Kawasan kota bawah seringkali dilanda banjir, dan di sejumlah kawasan, banjir
ini disebabkan luapan air laut (rob). Di sebelah selatan merupakan dataran tinggi,
yang dikenal dengan sebutan kota atas, di antaranya meliputi Kecamatan Candi,
Mijen, Gunungpati, Tembalang dan Banyumanik. Pusat pertumbuhan di
Semarang sebagai pusat aktivitas dan aglomerasi penduduk muncul menjadi kota
kecil baru, seperti di Semarang bagian atas tumbuhnya daerah Banyumanik
sebagai pusat aktivitas dan aglomerasi penduduk Kota Semarang bagian atas
menjadikan daerah ini cukup padat. Fasilitas umum dan sosial yang mendukung
aktivitas penduduk dalam bekerja maupun sebagai tempat tinggal juga telah
terpenuhi. Banyumanik menjadi pusat pertumbuhan baru di Semarang bagian atas,
dikarenakan munculnya aglomerasi perumahan di daerah ini. Dahulunya
63
Banyumanik hanya merupakan daerah sepi tempat tinggal penduduk Semarang
yang bekerja di Semarang bawah (hanya sebagai dormitory town). Namun saat ini
daerah ini menjadi pusat aktivitas dan pertumbuhan baru di Kota Semarang,
dengan dukungan infrastruktur jalan dan aksessibilitas yang terjangkau. Fasilitas
perdagangan dan perumahan baru banyak bermunculan di daerah ini, seperti
Carefour, Mall Banyumanik, Ada Swalayan, Perumahan Banyumanik, Perumahan
Pucang Gading, dan fasilitas pendidikan baik negeri maupun swasta, seperti
Unnes, Undip, Polines, Unika, dll, dengan dukungan akses jalan tol dan terminal
moda yang memperlancar transportasi. Cepatnya pertumbuhan di daerah ini
dikarenakan kondisi lahan di Semarang bawah sering terkena bencana rob banjir.
(Sumber: Wikipedia)
2.1.3 Ekonomi
Ekonomi Kota Semarang cukup besar karena statusnya sebagai ibu kota
provinsi Jawa Tengah. Perekonomian Kota Semarang menurut data BPS 2016
didominasi sektor Industri dan sektor Perdagangan. PDRB (Produk Domestik
Regional Bruto) 2016 atas dasar harga berlaku mencapai Rp. 54,38 Triliun.

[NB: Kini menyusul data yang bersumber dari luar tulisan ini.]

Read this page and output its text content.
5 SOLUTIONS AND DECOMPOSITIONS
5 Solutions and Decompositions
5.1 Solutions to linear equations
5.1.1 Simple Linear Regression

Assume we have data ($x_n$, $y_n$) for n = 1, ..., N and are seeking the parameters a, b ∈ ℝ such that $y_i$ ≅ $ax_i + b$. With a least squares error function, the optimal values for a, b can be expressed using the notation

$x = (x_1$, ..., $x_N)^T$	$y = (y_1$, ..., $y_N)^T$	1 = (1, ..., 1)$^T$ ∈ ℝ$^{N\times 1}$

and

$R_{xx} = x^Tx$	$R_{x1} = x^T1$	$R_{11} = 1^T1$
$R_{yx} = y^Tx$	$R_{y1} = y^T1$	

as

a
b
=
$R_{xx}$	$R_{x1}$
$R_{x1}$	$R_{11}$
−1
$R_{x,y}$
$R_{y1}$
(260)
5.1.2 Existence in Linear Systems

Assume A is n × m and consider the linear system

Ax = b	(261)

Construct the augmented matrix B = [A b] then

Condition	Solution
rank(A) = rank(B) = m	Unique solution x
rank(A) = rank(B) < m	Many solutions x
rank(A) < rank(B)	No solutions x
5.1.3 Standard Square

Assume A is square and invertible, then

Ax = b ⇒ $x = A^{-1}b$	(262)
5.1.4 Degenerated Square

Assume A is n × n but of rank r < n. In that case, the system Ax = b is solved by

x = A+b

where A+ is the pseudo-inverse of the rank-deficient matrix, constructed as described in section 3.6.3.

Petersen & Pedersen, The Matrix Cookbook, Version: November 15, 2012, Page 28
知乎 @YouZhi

Pertumbuhan ekonomi yang tinggi ditandai dengan banyaknya gedung tinggi
berupa hotel, kantor dan apartemen di Kota Semarang; Daftar gedung tertinggi di
Semarang menunjukkan Kota Semarang memiliki 30 gedung dengan ketinggian
minimal 12 lantai dan 75 gedung dengan ketinggian berkisar antara 7-11 lantai.
(Sumber: Wikipedia)
64
2.2 Bandara Internasional Ahmad Yani
2.2.1 Sejarah Bandara Internasional Ahmad Yani
Pada mulanya Bandar Udara Ahmad Yani Semarang merupakan Pangkalan
Udara Angkatan Darat. Lalu dibentuk Perwakilan Direktorat Jenderal
Perhubungan Udara di Pangkalan Udara Achmad Yani Semarang sebagai realisasi
atas perubahan status pelabuhan udara Kalibanteng dengan surat keputusan
bersama Panglima Angkatan Udara, Menteri Perhubungan dan Menteri Angkatan
Darat, sesuai dengan Nomor: KEP-932/9/1966, 83/1966 dan S2/1/-PHB tanggal
31 Agustus tahun 1966, tentang status Pelabuhan Udara Bersama Kalibanteng
Semarang.
Sejalan dengan peningkatan frekuensi penerbangan sipil, maka untuk
meningkatkan kualitas pelayanan, pegelolah Bandar Udara Achmad Yani di
serahkan kepada PT. (Persero) Angkasa Pura I. Terhitung tanggal 1 Oktober 1995
kepemilikan dan pengopersian Bandara Ahmad Yani diserahkan pada PT.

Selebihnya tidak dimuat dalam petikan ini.